Although Oehlen has often been associated with the Neue Wilde painters of the 1980s, the artist has explicitly denounced such a connection, and instead preferred the more conceptual approach to painting that also characterised the work of his friend Martin Kippenberger. His expansive investigations into the medium have resulted in a wide range of painterly strategies, varying from the incorporation of digitally-generated imagery to appropriated advertisements and the deliberately ‘bad’ paintings that echo Kippenberger’s interest in notions of failure. The present work is an outstanding example of the artist’s signature fusion of abstraction and figuration, in which anthropomorphic and figurative forms invoke suggestions of representation that are never really fulfilled, but remain suspended in the interstitial space between familiarity and the unknown. Oehlen typically developed these paintings by working on each canvas in sequence and observing their constituent marks for an extensive amount of time before reaching a moment of resolution.

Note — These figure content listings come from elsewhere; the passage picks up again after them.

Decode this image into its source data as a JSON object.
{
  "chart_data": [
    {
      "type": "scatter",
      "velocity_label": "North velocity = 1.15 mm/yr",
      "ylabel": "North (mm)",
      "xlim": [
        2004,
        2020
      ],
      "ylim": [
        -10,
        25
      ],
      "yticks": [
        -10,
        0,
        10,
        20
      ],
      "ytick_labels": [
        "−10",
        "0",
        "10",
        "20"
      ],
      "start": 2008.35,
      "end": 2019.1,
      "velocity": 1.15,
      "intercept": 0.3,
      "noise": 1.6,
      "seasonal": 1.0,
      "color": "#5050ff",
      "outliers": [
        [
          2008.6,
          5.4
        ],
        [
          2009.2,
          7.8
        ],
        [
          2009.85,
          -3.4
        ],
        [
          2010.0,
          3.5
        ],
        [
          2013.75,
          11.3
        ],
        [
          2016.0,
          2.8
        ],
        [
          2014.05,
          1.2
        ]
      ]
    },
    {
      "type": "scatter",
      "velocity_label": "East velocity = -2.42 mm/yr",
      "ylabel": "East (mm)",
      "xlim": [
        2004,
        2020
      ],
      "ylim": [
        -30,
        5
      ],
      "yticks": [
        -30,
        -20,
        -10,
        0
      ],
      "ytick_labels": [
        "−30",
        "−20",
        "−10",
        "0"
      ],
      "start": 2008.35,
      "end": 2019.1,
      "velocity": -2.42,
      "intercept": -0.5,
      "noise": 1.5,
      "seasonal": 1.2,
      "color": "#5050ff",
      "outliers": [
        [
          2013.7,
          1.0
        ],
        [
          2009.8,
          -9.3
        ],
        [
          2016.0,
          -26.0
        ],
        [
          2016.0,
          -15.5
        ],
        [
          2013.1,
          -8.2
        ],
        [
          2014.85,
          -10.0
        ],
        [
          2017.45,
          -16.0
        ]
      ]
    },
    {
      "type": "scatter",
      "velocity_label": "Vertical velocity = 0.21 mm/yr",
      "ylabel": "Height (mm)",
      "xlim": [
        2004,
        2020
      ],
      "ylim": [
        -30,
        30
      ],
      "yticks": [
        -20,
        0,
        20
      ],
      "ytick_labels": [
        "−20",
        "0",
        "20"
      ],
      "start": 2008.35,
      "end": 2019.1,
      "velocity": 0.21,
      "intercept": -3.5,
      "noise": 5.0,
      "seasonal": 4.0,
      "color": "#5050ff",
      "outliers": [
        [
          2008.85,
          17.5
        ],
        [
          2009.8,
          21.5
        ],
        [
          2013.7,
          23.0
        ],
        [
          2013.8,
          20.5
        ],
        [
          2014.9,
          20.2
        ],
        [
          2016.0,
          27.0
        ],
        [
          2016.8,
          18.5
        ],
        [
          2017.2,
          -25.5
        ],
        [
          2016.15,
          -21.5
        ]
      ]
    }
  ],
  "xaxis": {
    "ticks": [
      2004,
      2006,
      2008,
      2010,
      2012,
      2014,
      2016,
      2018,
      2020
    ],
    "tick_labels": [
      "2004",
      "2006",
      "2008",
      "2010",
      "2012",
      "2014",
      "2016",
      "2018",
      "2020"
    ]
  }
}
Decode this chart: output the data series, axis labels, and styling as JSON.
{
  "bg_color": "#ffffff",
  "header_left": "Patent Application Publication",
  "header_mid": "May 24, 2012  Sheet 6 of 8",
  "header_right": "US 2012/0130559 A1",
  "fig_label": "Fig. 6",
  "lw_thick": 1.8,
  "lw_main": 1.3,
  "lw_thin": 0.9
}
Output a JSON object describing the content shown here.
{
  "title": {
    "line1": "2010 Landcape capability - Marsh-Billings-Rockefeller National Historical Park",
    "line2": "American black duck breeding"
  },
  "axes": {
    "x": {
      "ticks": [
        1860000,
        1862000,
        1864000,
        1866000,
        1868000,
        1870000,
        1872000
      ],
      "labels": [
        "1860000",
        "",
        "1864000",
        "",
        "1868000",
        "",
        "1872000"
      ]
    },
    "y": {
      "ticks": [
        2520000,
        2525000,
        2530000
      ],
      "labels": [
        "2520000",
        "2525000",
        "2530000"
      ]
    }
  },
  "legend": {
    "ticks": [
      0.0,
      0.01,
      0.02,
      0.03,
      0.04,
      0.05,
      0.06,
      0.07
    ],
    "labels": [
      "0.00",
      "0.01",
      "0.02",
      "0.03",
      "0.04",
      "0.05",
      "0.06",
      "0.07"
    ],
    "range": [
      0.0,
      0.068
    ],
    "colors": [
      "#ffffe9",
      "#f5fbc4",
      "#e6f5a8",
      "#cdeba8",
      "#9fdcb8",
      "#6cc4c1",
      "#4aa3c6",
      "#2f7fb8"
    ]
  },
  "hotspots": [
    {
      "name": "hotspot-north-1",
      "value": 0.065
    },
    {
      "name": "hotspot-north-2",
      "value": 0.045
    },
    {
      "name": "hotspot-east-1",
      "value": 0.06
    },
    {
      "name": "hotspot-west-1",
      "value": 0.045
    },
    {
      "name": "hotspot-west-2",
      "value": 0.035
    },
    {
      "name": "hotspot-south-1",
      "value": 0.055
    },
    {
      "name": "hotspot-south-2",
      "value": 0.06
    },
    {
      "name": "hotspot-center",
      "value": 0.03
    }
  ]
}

In La Playa Nueva the flammable bursts of orange dominate the calming blue painterly marks, evoking the juxtaposition of ocean/land or even the elements: water, fire, earth and air. Herein, this breathtaking body of abstract work draws the viewer into a sensorial and dreamlike experience. The artist evokes the beauty of natural scenery with fragmented fluid brushstroke curves that harmoniously subvert compositional logic. Representing a frontier between the viewer’s reality and a swarming abstract world, is La Playa Nueva is an excellent example of Oehlen’s amalgamations of sources and painterly styles.